Using IREZ transmission planning, low-cost renewable electricity could be sent from areas like southern Wyoming, which has one of the Greater wind energy potential in the country.โ€”to cities like Salt Lake City, Las Vegas and Los Angeles. Many of the IREZ corridors modeled already have high-voltage transmission projects that are in advanced stages of planning or already under construction. Additionally, many of the IREZ corridors were modeled in areas identified at the US Department of Energy (DOE) Office of Network Deployment. Study of national transmission needs that need implementation to meet future demand, generation and reliability needs.

NREL found that the potential savings from the low cost of renewable generation offset the cost of building long-distance interregional transmission corridors. Additionally, IREZ corridors could provide more reliable resources to help keep the lights on than relying solely on local or regional resources.

Layout of interstate collaboration for IREZ corridors

A crucial component for the possible creation of IREZ corridors is collaboration between states.

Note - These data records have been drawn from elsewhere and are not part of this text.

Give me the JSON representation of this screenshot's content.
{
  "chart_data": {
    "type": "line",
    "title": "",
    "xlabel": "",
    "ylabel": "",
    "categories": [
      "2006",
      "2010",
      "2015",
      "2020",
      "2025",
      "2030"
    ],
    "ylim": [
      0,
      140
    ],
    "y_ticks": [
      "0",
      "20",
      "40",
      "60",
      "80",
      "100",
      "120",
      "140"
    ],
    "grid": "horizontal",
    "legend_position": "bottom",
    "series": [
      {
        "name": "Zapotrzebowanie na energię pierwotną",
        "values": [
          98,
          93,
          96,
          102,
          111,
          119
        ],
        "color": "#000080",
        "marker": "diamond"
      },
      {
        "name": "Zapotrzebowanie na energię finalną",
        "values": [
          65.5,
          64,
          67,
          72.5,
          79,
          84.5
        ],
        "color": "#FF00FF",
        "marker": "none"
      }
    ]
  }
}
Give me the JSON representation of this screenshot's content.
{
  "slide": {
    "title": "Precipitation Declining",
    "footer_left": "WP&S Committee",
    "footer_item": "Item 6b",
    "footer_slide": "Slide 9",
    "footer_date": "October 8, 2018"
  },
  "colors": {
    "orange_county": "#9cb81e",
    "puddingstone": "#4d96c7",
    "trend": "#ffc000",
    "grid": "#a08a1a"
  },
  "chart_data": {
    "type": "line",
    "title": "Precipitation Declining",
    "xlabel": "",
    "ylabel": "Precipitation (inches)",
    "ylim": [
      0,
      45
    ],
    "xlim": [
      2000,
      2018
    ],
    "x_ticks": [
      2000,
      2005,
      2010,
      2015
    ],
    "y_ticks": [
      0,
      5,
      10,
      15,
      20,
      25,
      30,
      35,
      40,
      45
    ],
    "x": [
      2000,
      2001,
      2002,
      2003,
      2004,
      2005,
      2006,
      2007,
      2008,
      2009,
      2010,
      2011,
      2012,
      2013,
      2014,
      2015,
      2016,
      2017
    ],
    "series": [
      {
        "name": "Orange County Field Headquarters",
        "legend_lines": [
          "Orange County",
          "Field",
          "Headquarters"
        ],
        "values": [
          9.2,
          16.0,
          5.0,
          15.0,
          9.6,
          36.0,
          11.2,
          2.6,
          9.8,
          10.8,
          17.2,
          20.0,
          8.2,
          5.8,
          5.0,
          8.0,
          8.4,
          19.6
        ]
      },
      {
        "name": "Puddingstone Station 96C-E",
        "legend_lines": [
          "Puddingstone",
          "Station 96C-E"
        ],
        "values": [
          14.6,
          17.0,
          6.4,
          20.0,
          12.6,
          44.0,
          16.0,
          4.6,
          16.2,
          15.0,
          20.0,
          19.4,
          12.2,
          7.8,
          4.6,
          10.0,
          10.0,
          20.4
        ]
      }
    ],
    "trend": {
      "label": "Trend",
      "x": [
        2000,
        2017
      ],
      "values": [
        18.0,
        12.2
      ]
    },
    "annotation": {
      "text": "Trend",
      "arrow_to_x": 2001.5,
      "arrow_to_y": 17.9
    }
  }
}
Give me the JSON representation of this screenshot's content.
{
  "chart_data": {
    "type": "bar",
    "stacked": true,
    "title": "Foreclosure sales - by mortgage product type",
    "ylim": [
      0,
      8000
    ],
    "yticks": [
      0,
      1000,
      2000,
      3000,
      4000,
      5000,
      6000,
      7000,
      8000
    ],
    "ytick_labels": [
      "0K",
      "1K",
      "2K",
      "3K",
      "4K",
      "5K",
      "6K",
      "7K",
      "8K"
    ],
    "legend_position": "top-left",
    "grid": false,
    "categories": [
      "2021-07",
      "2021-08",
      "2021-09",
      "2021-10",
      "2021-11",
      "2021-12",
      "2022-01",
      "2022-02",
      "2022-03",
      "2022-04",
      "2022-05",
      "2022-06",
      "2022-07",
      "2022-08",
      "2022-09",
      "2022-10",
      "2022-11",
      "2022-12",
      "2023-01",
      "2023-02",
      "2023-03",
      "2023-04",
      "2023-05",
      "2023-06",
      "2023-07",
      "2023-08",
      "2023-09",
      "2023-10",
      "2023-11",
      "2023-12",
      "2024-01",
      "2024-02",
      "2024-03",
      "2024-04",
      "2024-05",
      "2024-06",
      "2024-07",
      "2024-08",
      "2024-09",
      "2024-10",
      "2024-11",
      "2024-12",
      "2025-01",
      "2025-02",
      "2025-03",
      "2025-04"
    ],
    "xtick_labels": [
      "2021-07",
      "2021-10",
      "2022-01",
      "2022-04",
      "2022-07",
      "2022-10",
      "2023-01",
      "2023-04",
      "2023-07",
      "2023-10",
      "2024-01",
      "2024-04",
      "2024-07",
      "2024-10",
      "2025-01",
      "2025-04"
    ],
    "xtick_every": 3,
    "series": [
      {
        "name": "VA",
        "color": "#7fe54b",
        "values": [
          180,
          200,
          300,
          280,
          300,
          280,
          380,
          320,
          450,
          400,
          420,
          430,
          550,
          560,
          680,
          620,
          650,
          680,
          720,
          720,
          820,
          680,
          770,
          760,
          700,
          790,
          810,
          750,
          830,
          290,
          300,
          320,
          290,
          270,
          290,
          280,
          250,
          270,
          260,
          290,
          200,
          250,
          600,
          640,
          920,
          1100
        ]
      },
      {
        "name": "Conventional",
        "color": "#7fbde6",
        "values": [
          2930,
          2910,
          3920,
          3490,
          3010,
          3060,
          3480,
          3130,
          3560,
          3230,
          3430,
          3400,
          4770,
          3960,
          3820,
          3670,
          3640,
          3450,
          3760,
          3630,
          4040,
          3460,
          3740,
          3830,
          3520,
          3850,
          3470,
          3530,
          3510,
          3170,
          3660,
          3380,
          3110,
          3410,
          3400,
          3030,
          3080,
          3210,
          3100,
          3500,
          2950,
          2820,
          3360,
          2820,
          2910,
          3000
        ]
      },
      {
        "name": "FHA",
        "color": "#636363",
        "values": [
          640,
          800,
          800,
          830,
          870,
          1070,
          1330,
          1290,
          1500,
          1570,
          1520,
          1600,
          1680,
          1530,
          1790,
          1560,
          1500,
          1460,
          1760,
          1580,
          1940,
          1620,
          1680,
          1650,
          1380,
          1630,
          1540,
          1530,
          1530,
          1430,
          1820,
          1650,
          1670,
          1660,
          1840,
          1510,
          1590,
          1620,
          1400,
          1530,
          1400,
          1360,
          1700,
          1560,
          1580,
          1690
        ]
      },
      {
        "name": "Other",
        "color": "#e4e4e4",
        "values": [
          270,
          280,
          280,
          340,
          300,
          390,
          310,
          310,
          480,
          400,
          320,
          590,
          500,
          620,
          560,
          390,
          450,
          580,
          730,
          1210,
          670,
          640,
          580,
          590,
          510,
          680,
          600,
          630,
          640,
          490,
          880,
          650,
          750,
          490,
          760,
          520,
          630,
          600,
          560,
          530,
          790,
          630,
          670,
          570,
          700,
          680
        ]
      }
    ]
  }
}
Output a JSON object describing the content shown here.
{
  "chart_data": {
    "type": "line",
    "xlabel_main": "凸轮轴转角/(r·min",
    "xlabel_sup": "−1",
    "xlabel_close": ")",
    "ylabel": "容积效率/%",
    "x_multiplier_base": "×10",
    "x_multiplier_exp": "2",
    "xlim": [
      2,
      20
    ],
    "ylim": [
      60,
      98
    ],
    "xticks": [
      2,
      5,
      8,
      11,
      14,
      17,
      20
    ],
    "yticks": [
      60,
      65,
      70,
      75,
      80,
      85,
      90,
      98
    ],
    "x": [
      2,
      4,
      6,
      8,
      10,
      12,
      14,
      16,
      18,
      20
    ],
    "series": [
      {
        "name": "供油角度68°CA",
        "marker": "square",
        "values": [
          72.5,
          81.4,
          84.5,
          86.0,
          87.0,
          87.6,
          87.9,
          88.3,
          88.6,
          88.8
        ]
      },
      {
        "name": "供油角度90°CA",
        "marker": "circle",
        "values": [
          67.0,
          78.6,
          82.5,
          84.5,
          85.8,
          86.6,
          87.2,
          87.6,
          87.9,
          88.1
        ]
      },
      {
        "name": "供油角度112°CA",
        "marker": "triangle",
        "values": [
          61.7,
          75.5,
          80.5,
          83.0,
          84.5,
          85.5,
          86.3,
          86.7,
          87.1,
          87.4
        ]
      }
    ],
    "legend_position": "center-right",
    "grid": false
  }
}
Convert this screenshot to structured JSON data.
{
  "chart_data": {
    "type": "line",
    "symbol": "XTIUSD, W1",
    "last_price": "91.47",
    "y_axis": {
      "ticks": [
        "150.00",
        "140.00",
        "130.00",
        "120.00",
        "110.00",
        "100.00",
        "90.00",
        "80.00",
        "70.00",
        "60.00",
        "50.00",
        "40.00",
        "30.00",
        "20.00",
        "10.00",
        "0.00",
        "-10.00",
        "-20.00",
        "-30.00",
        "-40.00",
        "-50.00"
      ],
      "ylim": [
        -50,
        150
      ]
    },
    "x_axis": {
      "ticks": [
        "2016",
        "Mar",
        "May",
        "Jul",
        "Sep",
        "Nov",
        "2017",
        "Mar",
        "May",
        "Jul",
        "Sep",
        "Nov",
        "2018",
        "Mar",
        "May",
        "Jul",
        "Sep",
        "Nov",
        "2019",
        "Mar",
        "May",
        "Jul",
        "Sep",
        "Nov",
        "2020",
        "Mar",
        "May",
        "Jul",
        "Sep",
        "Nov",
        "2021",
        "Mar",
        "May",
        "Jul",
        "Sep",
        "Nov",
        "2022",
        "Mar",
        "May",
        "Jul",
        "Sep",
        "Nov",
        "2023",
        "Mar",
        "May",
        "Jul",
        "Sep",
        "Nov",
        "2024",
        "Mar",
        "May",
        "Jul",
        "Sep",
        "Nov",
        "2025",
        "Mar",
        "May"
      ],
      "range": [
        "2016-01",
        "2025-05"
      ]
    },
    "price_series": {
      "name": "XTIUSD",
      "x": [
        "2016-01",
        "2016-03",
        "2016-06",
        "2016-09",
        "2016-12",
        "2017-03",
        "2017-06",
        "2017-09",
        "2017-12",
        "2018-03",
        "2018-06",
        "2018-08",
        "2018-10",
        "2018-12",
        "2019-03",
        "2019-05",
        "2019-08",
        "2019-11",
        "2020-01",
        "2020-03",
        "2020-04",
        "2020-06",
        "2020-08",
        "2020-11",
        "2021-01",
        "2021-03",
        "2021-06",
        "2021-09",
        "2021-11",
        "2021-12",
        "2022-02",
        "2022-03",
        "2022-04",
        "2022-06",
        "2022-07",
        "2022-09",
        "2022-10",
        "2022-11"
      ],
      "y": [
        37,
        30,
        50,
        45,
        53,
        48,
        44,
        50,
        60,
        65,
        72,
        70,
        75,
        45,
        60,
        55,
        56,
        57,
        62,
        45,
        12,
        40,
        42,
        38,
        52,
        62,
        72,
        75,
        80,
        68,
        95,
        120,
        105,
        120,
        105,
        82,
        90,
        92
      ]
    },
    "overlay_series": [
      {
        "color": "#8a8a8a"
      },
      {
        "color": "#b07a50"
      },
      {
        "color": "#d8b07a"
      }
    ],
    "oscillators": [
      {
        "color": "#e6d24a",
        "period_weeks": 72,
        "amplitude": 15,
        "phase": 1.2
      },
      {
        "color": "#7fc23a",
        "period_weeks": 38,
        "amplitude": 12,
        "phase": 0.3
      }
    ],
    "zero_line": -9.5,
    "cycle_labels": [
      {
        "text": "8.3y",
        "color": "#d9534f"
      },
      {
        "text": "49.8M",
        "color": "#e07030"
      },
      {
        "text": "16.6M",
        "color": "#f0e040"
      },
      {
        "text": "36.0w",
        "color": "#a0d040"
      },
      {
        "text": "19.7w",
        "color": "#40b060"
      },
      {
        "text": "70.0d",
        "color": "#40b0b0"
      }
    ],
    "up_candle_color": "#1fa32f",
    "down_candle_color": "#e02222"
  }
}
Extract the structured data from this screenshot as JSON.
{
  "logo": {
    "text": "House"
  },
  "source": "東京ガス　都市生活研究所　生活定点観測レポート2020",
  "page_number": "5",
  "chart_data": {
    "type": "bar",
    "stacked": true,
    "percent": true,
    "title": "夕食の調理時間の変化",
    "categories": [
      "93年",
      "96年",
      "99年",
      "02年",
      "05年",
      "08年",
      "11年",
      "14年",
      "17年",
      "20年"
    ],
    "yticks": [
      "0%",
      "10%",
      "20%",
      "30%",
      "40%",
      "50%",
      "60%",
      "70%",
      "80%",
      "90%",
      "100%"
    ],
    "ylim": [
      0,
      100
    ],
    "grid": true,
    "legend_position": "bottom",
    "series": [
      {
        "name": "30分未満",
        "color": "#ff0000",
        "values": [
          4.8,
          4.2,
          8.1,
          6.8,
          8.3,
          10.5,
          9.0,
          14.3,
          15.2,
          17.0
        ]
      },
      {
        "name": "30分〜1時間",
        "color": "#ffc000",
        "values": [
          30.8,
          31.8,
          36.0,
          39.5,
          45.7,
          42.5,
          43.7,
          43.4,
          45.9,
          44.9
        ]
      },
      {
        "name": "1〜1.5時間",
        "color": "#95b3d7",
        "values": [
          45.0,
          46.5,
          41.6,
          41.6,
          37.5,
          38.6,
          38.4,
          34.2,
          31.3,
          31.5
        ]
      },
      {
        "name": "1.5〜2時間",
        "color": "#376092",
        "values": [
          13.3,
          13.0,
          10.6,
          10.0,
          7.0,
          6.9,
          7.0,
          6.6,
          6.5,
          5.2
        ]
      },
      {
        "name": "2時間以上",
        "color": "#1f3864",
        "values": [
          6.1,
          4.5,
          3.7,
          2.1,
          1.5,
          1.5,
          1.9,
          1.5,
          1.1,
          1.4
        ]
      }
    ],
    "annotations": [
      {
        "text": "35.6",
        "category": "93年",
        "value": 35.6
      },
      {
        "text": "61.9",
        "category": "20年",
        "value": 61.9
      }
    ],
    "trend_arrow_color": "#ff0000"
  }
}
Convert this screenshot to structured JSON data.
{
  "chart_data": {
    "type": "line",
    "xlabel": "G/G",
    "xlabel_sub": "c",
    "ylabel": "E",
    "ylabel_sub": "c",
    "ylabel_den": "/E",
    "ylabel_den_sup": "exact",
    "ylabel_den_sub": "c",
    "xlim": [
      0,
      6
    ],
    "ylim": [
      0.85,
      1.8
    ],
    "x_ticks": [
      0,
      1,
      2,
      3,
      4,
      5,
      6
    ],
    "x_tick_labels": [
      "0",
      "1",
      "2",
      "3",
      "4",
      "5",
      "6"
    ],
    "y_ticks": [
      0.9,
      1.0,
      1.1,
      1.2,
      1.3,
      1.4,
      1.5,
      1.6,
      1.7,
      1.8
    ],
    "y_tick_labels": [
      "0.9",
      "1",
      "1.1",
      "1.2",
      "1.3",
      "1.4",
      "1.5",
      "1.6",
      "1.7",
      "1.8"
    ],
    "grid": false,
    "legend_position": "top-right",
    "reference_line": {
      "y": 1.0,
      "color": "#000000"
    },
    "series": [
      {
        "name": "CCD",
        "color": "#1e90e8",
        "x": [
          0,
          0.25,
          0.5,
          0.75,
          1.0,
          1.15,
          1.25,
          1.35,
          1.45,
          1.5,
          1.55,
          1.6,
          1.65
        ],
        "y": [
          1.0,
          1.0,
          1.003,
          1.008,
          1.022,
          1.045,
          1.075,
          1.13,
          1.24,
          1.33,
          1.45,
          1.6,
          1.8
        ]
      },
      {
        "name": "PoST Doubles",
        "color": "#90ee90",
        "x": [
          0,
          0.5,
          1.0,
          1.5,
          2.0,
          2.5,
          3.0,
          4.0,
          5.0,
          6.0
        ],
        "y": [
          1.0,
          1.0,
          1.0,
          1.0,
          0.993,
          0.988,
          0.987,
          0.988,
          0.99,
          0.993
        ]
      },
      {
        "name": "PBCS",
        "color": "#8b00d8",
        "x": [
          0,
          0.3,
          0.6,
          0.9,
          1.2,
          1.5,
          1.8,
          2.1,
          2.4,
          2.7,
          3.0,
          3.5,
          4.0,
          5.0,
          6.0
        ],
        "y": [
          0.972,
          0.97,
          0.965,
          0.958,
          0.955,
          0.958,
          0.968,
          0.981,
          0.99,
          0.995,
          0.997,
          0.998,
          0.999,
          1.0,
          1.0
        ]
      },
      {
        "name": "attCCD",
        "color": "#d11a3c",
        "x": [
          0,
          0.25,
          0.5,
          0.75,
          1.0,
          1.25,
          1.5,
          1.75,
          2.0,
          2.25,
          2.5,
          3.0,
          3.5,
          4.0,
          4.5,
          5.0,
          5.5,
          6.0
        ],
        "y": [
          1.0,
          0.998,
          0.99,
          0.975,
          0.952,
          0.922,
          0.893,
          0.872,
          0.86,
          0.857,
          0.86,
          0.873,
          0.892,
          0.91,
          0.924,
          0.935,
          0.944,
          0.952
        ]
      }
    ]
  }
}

"Long-distance transmission between planning regions was always more difficult to get through the approval process than new lines within the same region," said NREL researcher and lead author David Hurlbut. "But in recent years the electricity sector has been changing in ways that could make interregional transmission a more attractive option than it used to be."

The NREL study assumed that the path of least regulatory resistance was collaboration among states leading decisions on the development of IREZ corridors.

"States are crucial decision makers in the transmission process," Hurlbut said. "The IREZ analysis is designed to make it easier for states to answer the regulatory questions they must satisfy to move beneficial interregional lines."

States along the same corridor could work together to find the most cost-effective options for transmission planning and means to compensate landowners where proposed transmission lines might go. The study assumed that once states reach agreements on the development of the IREZ corridor, they could seek federal financial, regulatory and analytical support.

The study also explored implications for tribal lands, particularly those in western Oklahoma, northwestern Montana and southeastern Arizona. The hope is that the study's findings can help inform tribal decisions about how they want to participate in the nation's energy transformation with respect to land access, employment, tribal revenue, and other IREZ corridor development issues.

The IREZs are one actionable piece of a larger national picture that NREL and PNNL have been studying for more than two years. He National Transmission Planning Study (NTP Study)conducted by NREL and PNNL and funded by the DOE Office of Grid Implementation, aims to identify transmission options that will provide large-scale benefits to electric customers, inform regional and interregional transmission planning processes, and identify interregional strategies and nationals to accelerate decarbonization while maintaining the system. reliability.

The NTP study will be complemented by several complementary reports, the first of which is the IREZ report. The NTP Study and its key findings will be published later this year, along with a complementary report to IREZ that explains the regulatory challenges for interregional transmission that have historically prevented many of the benefits quantified in the NTP Study's technical scenarios from being realized.